Elle est seulement attribuée à certains passages dictés à certains moments en vue de nécessités spéciales; et il n'est pas possible d'attacher l'idée de vérité infaillible à aucune forme de ce langage humain dans lequel même ces passages exceptionnels nous ont été donnés. Mais du volume entier qui les renferme tel que nous le possédons et le lisons, tel, pour chacun de nous, qu'il peut être rendu dans sa langue natale, on peut alarmer et démontrer que, quoique mêlé d'un mystère qu'on ne nous demande pas d'éclaircir ou de difficultés que nous serions insolents de vouloir résoudre, il contient l'enseignement véritable pour les hommes de tout rang et de toute situation dans la vie, enseignement grâce auquel, autant qu'ils y obéissent honnêtement et implicitement, ils seront heureux et innocents dans la pleine puissance de leur nature, et capables de triompher de toutes les adversités, qu'elles résident dans la tentation ou dans la douleur.

50. En effet le Psautier seul, qui pratiquement fut le livre d'offices de l'Église pendant bien des siècles, contient, simplement dans sa première moitié, la somme de la sagesse individuelle et sociale. Les Ier, VIIIe, XIIe, XVe, XIXe, XXIIIe et XXIVe psaumes bien appris et crus sont assez pour toute direction personnelle; les XLVIIIe, LXXIe et LXXVe ont en eux la loi et la prophétie de tout gouvernement juste, et chaque découverte de la science naturelle est anticipée dans le CIVe. Quant au contenu du volume entier, considérez si un autre cycle de littérature historique et didactique a une étendue qui lui soit comparable. Il renferme:

I. L'histoire de la Chute et du Déluge, les deux plus grandes traditions humaines fondées sur l'horreur du péché.

II. L'histoire des Patriarches, dont la vérité permanente est encore visible aujourd'hui dans l'histoire des races juive et arabe.
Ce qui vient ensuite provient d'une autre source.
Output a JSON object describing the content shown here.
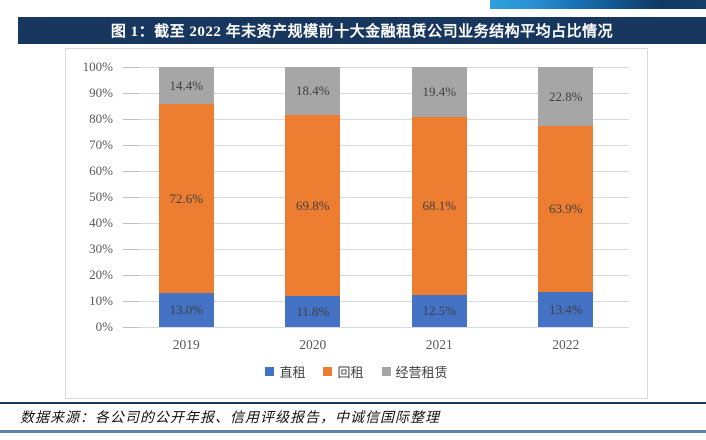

III. L'histoire de Moïse avec ses résultats pour la loi morale de tout l'univers civilisé.

IV. L'histoire des Rois—virtuellement celle de toute royauté, dans David, et de toute la philosophie, dans Salomon, atteignant son point le plus élevé dans les Psaumes et les Proverbes, avec la sagesse encore plus serrée et pratique de l'Ecclésiaste et du fils de Sirach.

V. L'histoire des Prophètes—virtuellement celle du mystère le plus profond, de la tragédie, de la fatalité perpétuellement immanente à une existence nationale.

VI. L'histoire du Christ.

VII. La loi morale de saint Jean qui trouve à la fin dans l'Apocalypse son accomplissement.

Demandez-vous si vous pouvez comparer sa table des matières, je ne dis pas à aucun autre «livre», mais à aucune autre «littérature». Essayez, autant que cela est possible à chacun de nous,—qu'il soit adversaire ou défenseur de la foi,—de dégager votre intelligence de l'association que l'habitude a formée entre elle et le sentiment moral basé sur la Bible, et demandez-vous quelle littérature pourrait avoir pris sa place ou rempli sa fonction même si toutes les bibliothèques de l'univers étaient restées intactes et si toutes les paroles les plus riches de vérité des maîtres avaient été écrites?